= Rancho Punta de los Reyes =

Mexican land grant in California

Rancho Punta de los Reyes was a 13645 acre Mexican land grant in present day Marin County, California, given in 1836 by Governor Nicolás Gutiérrez to James Richard Berry. The grant was east of Rancho Las Baulines and south of Rancho Tomales y Baulines.

==History==
James Richard Berry (-1847), an Irishman and a colonel in the Mexican army, came to California from Mexico. In 1836, Governor Gutierriez, granted Berry the eight square league Rancho Punta de los Reyes. In 1838, Berry sold the two square league portion along the western shore of Tomales Bay (known as the "Inverness Pocket") of the Rancho Punta de los Reyes grant, to Joseph Snook (1798-1848), grantee of Rancho San Bernardo. When, in 1843, Rafael Garcia, the owner of adjacent Rancho Tomales y Baulines, moved his cattle onto Berry’s remaining land, Berry moved west, squatting on Antonio Osio’s Rancho Punta de los Reyes Sobrante. In 1844, Berry sold Rancho Punta de los Reyes to Stephen Smith of Rancho Bodega, to whom he owed money. Berry moved to John Martin’s Rancho Corte Madera de Novato and died there in 1847. In 1848, Smith sold Rancho Punta de los Reyes to Bethuel Phelps.

With the cession of California to the United States following the Mexican-American War, the 1848 Treaty of Guadalupe Hidalgo provided that the land grants would be honored. As required by the Land Act of 1851, a claim for Rancho Punta de los Reyes was filed with the Public Land Commission in 1853, and the grant was patented to Bethuel Phelps in 1866.

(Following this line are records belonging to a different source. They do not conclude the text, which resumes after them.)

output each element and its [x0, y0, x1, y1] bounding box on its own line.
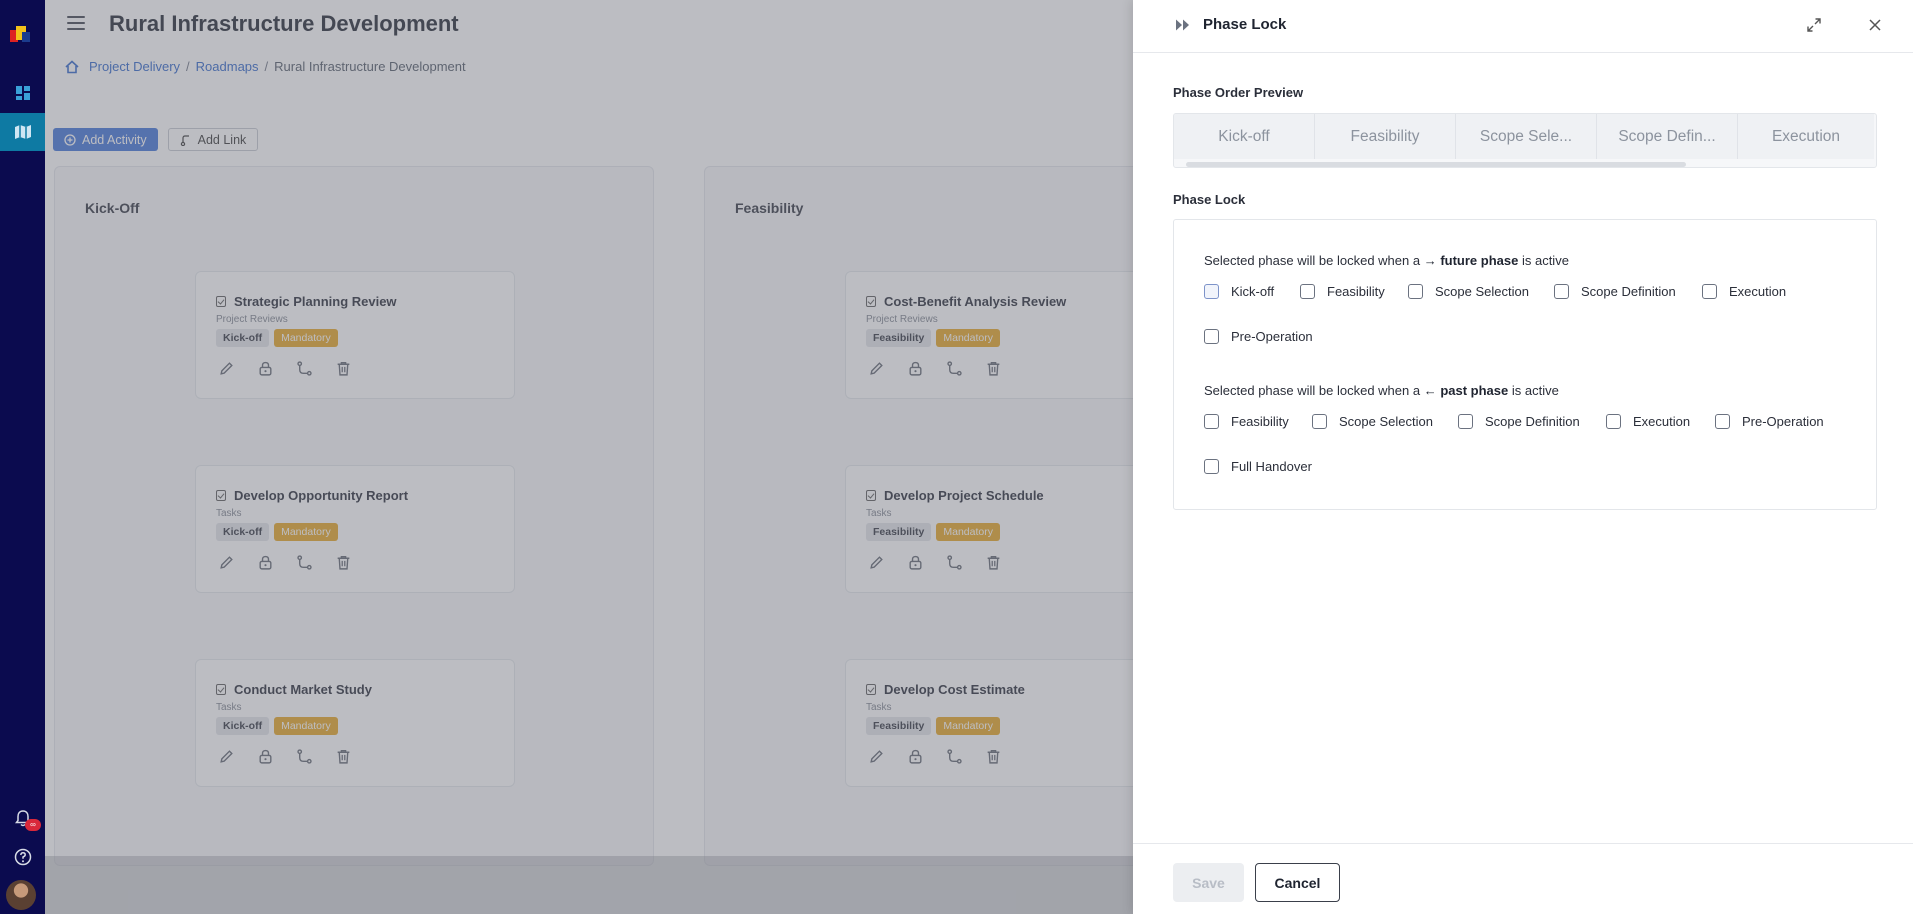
future-option-execution[interactable]: Execution: [1702, 284, 1786, 299]
option-label: Pre-Operation: [1231, 329, 1313, 344]
close-icon[interactable]: [1867, 17, 1883, 33]
future-desc-bold: → future phase: [1423, 253, 1519, 268]
future-option-feasibility[interactable]: Feasibility: [1300, 284, 1385, 299]
future-option-scope-selection[interactable]: Scope Selection: [1408, 284, 1529, 299]
preview-tab-feasibility: Feasibility: [1315, 114, 1456, 159]
checkbox[interactable]: [1408, 284, 1423, 299]
future-desc-prefix: Selected phase will be locked when a: [1204, 253, 1421, 268]
option-label: Scope Selection: [1435, 284, 1529, 299]
preview-tab-scope-selection: Scope Sele...: [1456, 114, 1597, 159]
option-label: Execution: [1729, 284, 1787, 299]
cancel-button[interactable]: Cancel: [1255, 863, 1340, 902]
past-phase-description: Selected phase will be locked when a ← p…: [1204, 383, 1559, 398]
preview-tab-scope-definition: Scope Defin...: [1597, 114, 1738, 159]
option-label: Scope Selection: [1339, 414, 1433, 429]
notification-badge: ∞: [25, 819, 41, 831]
past-desc-bold: ← past phase: [1423, 383, 1509, 398]
phase-lock-panel: Phase Lock Phase Order Preview Kick-off …: [1133, 0, 1913, 914]
future-option-pre-operation[interactable]: Pre-Operation: [1204, 329, 1313, 344]
dashboard-icon: [15, 86, 30, 100]
future-option-scope-definition[interactable]: Scope Definition: [1554, 284, 1676, 299]
save-button[interactable]: Save: [1173, 863, 1244, 902]
panel-footer: Save Cancel: [1133, 843, 1913, 914]
user-avatar[interactable]: [6, 880, 36, 910]
past-option-feasibility[interactable]: Feasibility: [1204, 414, 1289, 429]
past-option-pre-operation[interactable]: Pre-Operation: [1715, 414, 1824, 429]
past-option-full-handover[interactable]: Full Handover: [1204, 459, 1312, 474]
option-label: Scope Definition: [1581, 284, 1676, 299]
option-label: Feasibility: [1327, 284, 1385, 299]
past-option-execution[interactable]: Execution: [1606, 414, 1690, 429]
option-label: Full Handover: [1231, 459, 1312, 474]
future-phase-description: Selected phase will be locked when a → f…: [1204, 253, 1569, 268]
phase-lock-label: Phase Lock: [1173, 192, 1246, 207]
modal-backdrop[interactable]: [45, 0, 1133, 914]
option-label: Kick-off: [1231, 284, 1275, 299]
checkbox[interactable]: [1702, 284, 1717, 299]
panel-header: Phase Lock: [1133, 0, 1913, 53]
future-option-kick-off[interactable]: Kick-off: [1204, 284, 1274, 299]
left-rail: ∞: [0, 0, 45, 914]
panel-title: Phase Lock: [1203, 16, 1287, 33]
checkbox[interactable]: [1715, 414, 1730, 429]
past-option-scope-selection[interactable]: Scope Selection: [1312, 414, 1433, 429]
preview-tabs: Kick-off Feasibility Scope Sele... Scope…: [1174, 114, 1874, 159]
option-label: Feasibility: [1231, 414, 1289, 429]
dashboard-nav-button[interactable]: [0, 74, 45, 112]
help-icon: [14, 848, 31, 866]
help-button[interactable]: [0, 845, 45, 869]
phase-lock-box: Selected phase will be locked when a → f…: [1173, 219, 1877, 510]
preview-tab-kick-off: Kick-off: [1174, 114, 1315, 159]
roadmaps-nav-button[interactable]: [0, 113, 45, 151]
checkbox[interactable]: [1458, 414, 1473, 429]
past-desc-suffix: is active: [1511, 383, 1559, 398]
option-label: Pre-Operation: [1742, 414, 1824, 429]
option-label: Scope Definition: [1485, 414, 1580, 429]
checkbox[interactable]: [1554, 284, 1569, 299]
roadmap-icon: [14, 125, 31, 139]
option-label: Execution: [1633, 414, 1691, 429]
app-logo: [10, 24, 32, 46]
checkbox[interactable]: [1312, 414, 1327, 429]
double-chevron-right-icon[interactable]: [1175, 18, 1191, 32]
preview-tab-execution: Execution: [1738, 114, 1874, 159]
expand-icon[interactable]: [1806, 17, 1822, 33]
future-desc-suffix: is active: [1521, 253, 1569, 268]
checkbox[interactable]: [1606, 414, 1621, 429]
phase-order-preview: Kick-off Feasibility Scope Sele... Scope…: [1173, 113, 1877, 168]
phase-order-preview-label: Phase Order Preview: [1173, 85, 1304, 100]
checkbox[interactable]: [1204, 414, 1219, 429]
checkbox[interactable]: [1300, 284, 1315, 299]
checkbox[interactable]: [1204, 284, 1219, 299]
past-option-scope-definition[interactable]: Scope Definition: [1458, 414, 1580, 429]
checkbox[interactable]: [1204, 459, 1219, 474]
preview-scrollbar[interactable]: [1186, 162, 1686, 167]
checkbox[interactable]: [1204, 329, 1219, 344]
past-desc-prefix: Selected phase will be locked when a: [1204, 383, 1421, 398]
backdrop-footer-strip: [45, 856, 1133, 914]
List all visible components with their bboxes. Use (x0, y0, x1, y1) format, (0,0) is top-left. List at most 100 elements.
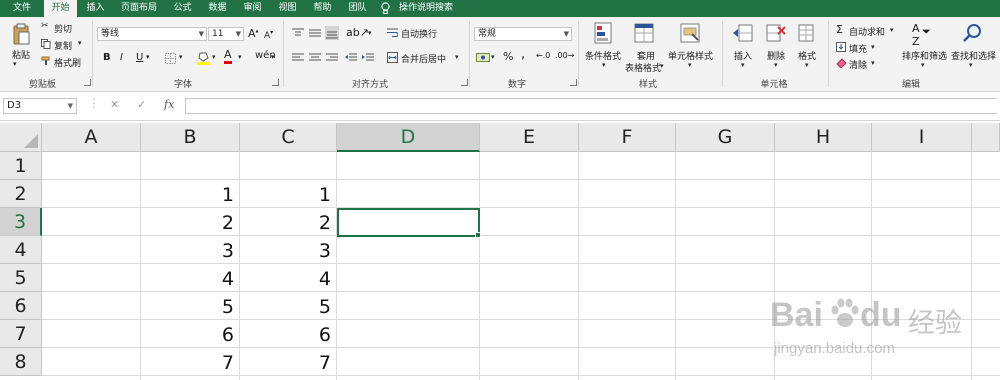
tab-view[interactable]: 视图 (271, 0, 304, 17)
increase-decimal-icon[interactable]: ←.0 (536, 51, 550, 60)
paste-icon[interactable] (12, 23, 30, 45)
tab-data[interactable]: 数据 (201, 0, 234, 17)
copy-dropdown-icon[interactable]: ▾ (78, 39, 82, 47)
column-header-g[interactable]: G (676, 123, 775, 152)
border-dropdown-icon[interactable]: ▾ (179, 53, 183, 61)
autosum-dropdown-icon[interactable]: ▾ (890, 26, 894, 34)
tab-team[interactable]: 团队 (341, 0, 374, 17)
alignment-launcher-icon[interactable] (461, 79, 468, 86)
currency-icon[interactable] (476, 52, 490, 63)
delete-dropdown-icon[interactable]: ▾ (774, 61, 778, 69)
format-dropdown-icon[interactable]: ▾ (805, 61, 809, 69)
phonetic-dropdown-icon[interactable]: ▾ (271, 53, 275, 61)
column-header-e[interactable]: E (480, 123, 579, 152)
row-header-3[interactable]: 3 (0, 208, 42, 236)
copy-button[interactable]: 复制 (54, 39, 72, 52)
fill-handle[interactable] (475, 232, 481, 238)
active-cell-d3[interactable] (337, 208, 481, 238)
orientation-icon[interactable]: ab↗ (346, 26, 369, 39)
fill-button[interactable]: 填充 (849, 42, 867, 55)
find-select-button[interactable]: 查找和选择 (951, 49, 996, 62)
cell-c4[interactable]: 3 (240, 236, 337, 264)
orientation-dropdown-icon[interactable]: ▾ (368, 29, 372, 37)
column-header-i[interactable]: I (872, 123, 972, 152)
paste-dropdown-icon[interactable]: ▾ (13, 60, 17, 68)
fill-color-icon[interactable] (197, 51, 210, 65)
cell-c6[interactable]: 5 (240, 292, 337, 320)
name-box[interactable]: D3 ▼ (3, 98, 77, 114)
fill-color-dropdown-icon[interactable]: ▾ (212, 53, 216, 61)
cell-c3[interactable]: 2 (240, 208, 337, 236)
percent-button[interactable]: % (503, 50, 513, 63)
format-as-table-dropdown-icon[interactable]: ▾ (660, 62, 664, 70)
cell-b5[interactable]: 4 (141, 264, 240, 292)
align-bottom-icon[interactable] (325, 26, 339, 40)
cancel-icon[interactable]: ✕ (110, 98, 119, 111)
clear-dropdown-icon[interactable]: ▾ (871, 59, 875, 67)
underline-button[interactable]: U (136, 52, 143, 63)
format-cells-icon[interactable] (797, 23, 817, 43)
insert-function-icon[interactable]: fx (164, 98, 174, 111)
align-middle-icon[interactable] (309, 28, 321, 38)
underline-dropdown-icon[interactable]: ▾ (146, 53, 150, 61)
merge-dropdown-icon[interactable]: ▾ (455, 53, 459, 61)
row-header-4[interactable]: 4 (0, 236, 42, 264)
font-launcher-icon[interactable] (272, 79, 279, 86)
row-header-8[interactable]: 8 (0, 348, 42, 376)
formula-input[interactable] (185, 98, 997, 114)
format-painter-button[interactable]: 格式刷 (54, 56, 81, 69)
row-header-2[interactable]: 2 (0, 180, 42, 208)
clipboard-launcher-icon[interactable] (84, 79, 91, 86)
insert-cells-icon[interactable] (733, 23, 753, 43)
cell-b3[interactable]: 2 (141, 208, 240, 236)
cell-b8[interactable]: 7 (141, 348, 240, 376)
cell-c8[interactable]: 7 (240, 348, 337, 376)
row-header-1[interactable]: 1 (0, 152, 42, 180)
font-color-button[interactable]: A (224, 49, 232, 64)
column-header-j[interactable] (972, 123, 1000, 152)
delete-cells-icon[interactable] (766, 23, 786, 43)
sort-dropdown-icon[interactable]: ▾ (921, 61, 925, 69)
conditional-format-icon[interactable] (594, 22, 616, 46)
font-name-select[interactable]: 等线 ▼ (97, 27, 207, 41)
cell-b7[interactable]: 6 (141, 320, 240, 348)
row-header-7[interactable]: 7 (0, 320, 42, 348)
comma-button[interactable]: , (521, 47, 525, 62)
increase-font-button[interactable]: A▴ (248, 27, 259, 40)
tab-review[interactable]: 审阅 (236, 0, 269, 17)
cell-styles-icon[interactable] (680, 22, 702, 46)
conditional-format-dropdown-icon[interactable]: ▾ (602, 61, 606, 69)
cell-styles-dropdown-icon[interactable]: ▾ (688, 61, 692, 69)
align-top-icon[interactable] (292, 28, 304, 38)
row-header-6[interactable]: 6 (0, 292, 42, 320)
cell-b2[interactable]: 1 (141, 180, 240, 208)
decrease-decimal-icon[interactable]: .00→ (555, 51, 574, 60)
number-format-select[interactable]: 常规 ▼ (474, 27, 572, 41)
font-color-dropdown-icon[interactable]: ▾ (238, 53, 242, 61)
tab-formulas[interactable]: 公式 (166, 0, 199, 17)
italic-button[interactable]: I (120, 52, 123, 63)
column-header-b[interactable]: B (141, 123, 240, 152)
tab-insert[interactable]: 插入 (79, 0, 112, 17)
format-as-table-icon[interactable] (634, 22, 656, 46)
tab-home[interactable]: 开始 (44, 0, 77, 17)
select-all-button[interactable] (0, 123, 42, 152)
cell-c5[interactable]: 4 (240, 264, 337, 292)
increase-indent-icon[interactable] (362, 53, 374, 63)
column-header-h[interactable]: H (775, 123, 872, 152)
merge-center-button[interactable]: 合并后居中 (401, 52, 446, 65)
decrease-font-button[interactable]: A▾ (264, 29, 273, 41)
cell-b6[interactable]: 5 (141, 292, 240, 320)
format-as-table-button[interactable]: 表格格式 (625, 61, 661, 74)
border-icon[interactable] (165, 53, 176, 64)
tab-page-layout[interactable]: 页面布局 (114, 0, 164, 17)
enter-icon[interactable]: ✓ (137, 98, 146, 111)
fill-dropdown-icon[interactable]: ▾ (871, 43, 875, 51)
cell-c7[interactable]: 6 (240, 320, 337, 348)
cell-b4[interactable]: 3 (141, 236, 240, 264)
cell-c2[interactable]: 1 (240, 180, 337, 208)
cut-button[interactable]: 剪切 (54, 22, 72, 35)
bold-button[interactable]: B (103, 52, 111, 63)
wrap-text-button[interactable]: 自动换行 (401, 27, 437, 40)
column-header-d[interactable]: D (337, 123, 480, 152)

In 1854, Bethuel Phelps sold Rancho Punta de los Reyes to Andrew Randall. Randall (1819-1856), a native of Rhode Island, came to California on the U.S.S. Portsmouth in 1846. Randall was a geologist with medical training. He founded, and was elected chairman of the California Academy of Sciences. In addition to Rancho Punta de los Reyes and Rancho Punta de los Reyes Sobrante in Marin County, Randall was the claimant for Rancho Cañada de la Segunda and Rancho San Lorenzo in Monterey County; and Rancho Aguas Frias in Butte County - a little over 110000 acre. However, he had stretched his credit to the limit, and Randall could not or would not pay immediately. Joseph Hetherington, a creditor, undertook to force payment by hounding him on every occasion with insults and threats. Hetherington fatally shot Randall in a San Francisco hotel on July 24, 1856, and the Committee of Vigilance hanged Hetherington on July 29, 1856.

In 1857, the complex real estate litigation resulted in the law firm of Oscar L. Shafter and James McMillan Shafter winning a victory for their client of 75,000 acres of farm land at Point Reyes in Marin County. The client sold the property to the Shafters. They leased it to dairy farmers who provided milk and butter to an ever-growing San Francisco and prospered. The Shafter families owned most of Point Reyes from 1857 to 1919, when the land was sold in parcels.

The National Park Service acquired the land on Point Reyes to form the Point Reyes National Seashore.